Most late applicants may not get in: UJ

2011-01-11 13:07

Many of the prospective students flocking to the University of Johannesburg (UJ) may not get in at all, the institution said today.

Since yesterday, thousands of people descended on the university, trying to secure a last minute spot in the first-year class of 2011.

The UJ’s registrar, Professor Marie Muller, said the flurry of late applications could be attributed to the greater number of National Senior Certificate holders in Gauteng that obtained university admission in last year’s exams, compared to the previous year.

Muller said students were still queuing outside the university today. Most were first-time applicants. Some had applied with their grade 11 results last year, were rejected, but fared better in their matric exams and were trying to get in on the strength of those results.

About two thirds of the late applicants may not be accepted, she said.

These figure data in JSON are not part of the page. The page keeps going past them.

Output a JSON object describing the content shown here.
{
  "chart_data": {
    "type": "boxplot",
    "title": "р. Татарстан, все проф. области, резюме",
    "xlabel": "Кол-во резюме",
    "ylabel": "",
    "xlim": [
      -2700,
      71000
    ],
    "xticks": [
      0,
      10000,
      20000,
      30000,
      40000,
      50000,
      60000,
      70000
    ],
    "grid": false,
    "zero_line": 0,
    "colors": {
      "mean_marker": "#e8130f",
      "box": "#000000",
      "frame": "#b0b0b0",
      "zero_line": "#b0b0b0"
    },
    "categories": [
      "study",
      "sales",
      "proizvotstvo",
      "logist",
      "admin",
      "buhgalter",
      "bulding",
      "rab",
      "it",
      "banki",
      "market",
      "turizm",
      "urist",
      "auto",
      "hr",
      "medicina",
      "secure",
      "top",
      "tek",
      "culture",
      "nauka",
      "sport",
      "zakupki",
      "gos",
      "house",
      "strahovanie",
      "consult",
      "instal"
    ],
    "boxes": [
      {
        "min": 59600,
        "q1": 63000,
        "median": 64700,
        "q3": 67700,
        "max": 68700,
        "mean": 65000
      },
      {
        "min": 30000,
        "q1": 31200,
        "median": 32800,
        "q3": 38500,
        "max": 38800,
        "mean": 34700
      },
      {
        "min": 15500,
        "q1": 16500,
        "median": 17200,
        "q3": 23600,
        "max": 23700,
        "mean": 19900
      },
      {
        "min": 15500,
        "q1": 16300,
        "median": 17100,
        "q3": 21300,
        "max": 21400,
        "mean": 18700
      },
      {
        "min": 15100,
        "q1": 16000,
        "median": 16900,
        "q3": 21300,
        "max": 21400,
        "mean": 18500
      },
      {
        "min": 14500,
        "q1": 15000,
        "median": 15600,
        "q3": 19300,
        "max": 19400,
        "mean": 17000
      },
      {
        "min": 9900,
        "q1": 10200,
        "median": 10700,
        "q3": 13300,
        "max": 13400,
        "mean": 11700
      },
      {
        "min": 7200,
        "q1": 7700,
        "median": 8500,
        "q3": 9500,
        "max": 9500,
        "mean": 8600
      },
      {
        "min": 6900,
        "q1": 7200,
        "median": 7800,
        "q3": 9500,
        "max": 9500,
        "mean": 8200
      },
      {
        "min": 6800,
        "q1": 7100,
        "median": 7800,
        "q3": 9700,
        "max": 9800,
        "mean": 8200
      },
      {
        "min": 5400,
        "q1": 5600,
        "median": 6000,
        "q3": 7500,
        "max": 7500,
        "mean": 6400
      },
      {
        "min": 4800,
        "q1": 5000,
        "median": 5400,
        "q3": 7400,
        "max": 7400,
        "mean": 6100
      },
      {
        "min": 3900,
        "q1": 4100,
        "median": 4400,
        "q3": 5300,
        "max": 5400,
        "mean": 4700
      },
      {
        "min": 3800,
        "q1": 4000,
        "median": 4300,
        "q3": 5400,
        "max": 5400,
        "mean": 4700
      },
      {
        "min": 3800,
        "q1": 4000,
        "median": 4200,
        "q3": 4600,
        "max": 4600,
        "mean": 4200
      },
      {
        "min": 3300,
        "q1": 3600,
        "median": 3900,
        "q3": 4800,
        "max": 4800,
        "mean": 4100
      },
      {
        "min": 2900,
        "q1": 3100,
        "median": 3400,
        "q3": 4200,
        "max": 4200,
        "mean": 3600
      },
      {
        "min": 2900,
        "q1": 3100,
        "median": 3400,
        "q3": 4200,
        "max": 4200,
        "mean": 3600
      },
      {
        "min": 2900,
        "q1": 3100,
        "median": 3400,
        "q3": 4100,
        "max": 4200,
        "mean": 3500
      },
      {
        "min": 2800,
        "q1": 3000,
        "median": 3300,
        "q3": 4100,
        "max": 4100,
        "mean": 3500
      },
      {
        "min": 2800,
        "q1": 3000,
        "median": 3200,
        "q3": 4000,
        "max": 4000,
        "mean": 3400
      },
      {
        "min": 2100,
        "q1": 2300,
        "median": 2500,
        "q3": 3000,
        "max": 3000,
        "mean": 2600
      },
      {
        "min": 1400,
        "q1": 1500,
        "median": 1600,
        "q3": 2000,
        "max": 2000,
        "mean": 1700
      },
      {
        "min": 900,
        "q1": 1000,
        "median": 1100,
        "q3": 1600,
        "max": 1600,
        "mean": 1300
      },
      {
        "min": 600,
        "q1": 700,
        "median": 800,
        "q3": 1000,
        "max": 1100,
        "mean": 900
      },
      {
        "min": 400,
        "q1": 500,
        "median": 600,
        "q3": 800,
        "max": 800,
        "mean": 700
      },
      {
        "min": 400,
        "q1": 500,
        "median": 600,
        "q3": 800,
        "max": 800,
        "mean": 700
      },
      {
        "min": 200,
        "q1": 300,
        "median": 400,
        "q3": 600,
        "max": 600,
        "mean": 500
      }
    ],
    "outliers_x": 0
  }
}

Muller said even if these students complied with the minimum requirements for their chosen field, they may not necessarily get in.

“We have limited space,” she said.

Those queuing outside the university’s various campuses were handed application forms. At the Kingsway campus in Auckland Park, 100 late applicants were being allowed onto campus at a time.

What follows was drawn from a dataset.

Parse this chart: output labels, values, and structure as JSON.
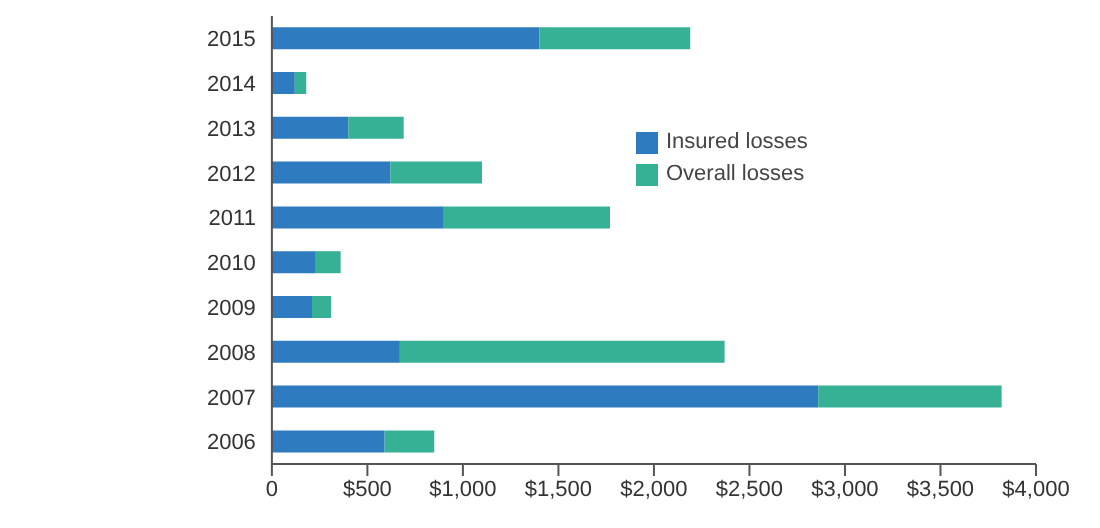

The university only had space for 13 000 first years and had already accepted 17 500 new students. Many of these had applied at other universities as well and may not register later this month, opting to go to another facility.

The late applicants would be told whether they would be accepted or not two days after applying.

UJ received 63 400 applications for first year undergraduate studies this year, during the dedicated application period last year.

“The university’s pre-selection is based on grade 11 results and UJ conditionally admitted 17 500 applicants.”
Muller said UJ may enrol 48 000 students this year. This figure included all undergraduate and postgraduate students.

The University of the Witwatersrand was not experiencing such high volumes of late applicants.

Head of the Wits enrolment centre Carol Crosley said there were around 200 students queuing at the institution, but many of these had applied last year, were rejected, and were trying their luck again.

While Wits allowed for late applications, the late applicant admission requirements were more stringent, she said.

There was room in the Wits education school and in specialist degree programs such as drama, but the other programs were largely full.

University of SA (Unisa) spokesperson Doreen Gough said between 100 and 200 students had turned up on campus to apply at the last minute, but had been told it was too late. The closing date for applications was October last year.

Spokesperson for the University of Cape Town, Pat Lucas, said the institution was also not facing an influx of late applications.

The University of the Free State also did not face the same problem, said spokesperson Lacea Loader.

Muller said the UJ offered both degrees and diplomas, which could be among the reasons it faced large volumes of late applications.

Johannesburg Metro Police warned motorists today to avoid roads near UJ where thousands of late applicants were causing traffic congestion.

“It’s heavy,” said Chief Superintendent Wayne Minnaar,

“Metro police have been deployed to Kingsway Road in Auckland Park to monitor the situation and assist with traffic as thousands of students have gone to the university early this morning [Tuesday].”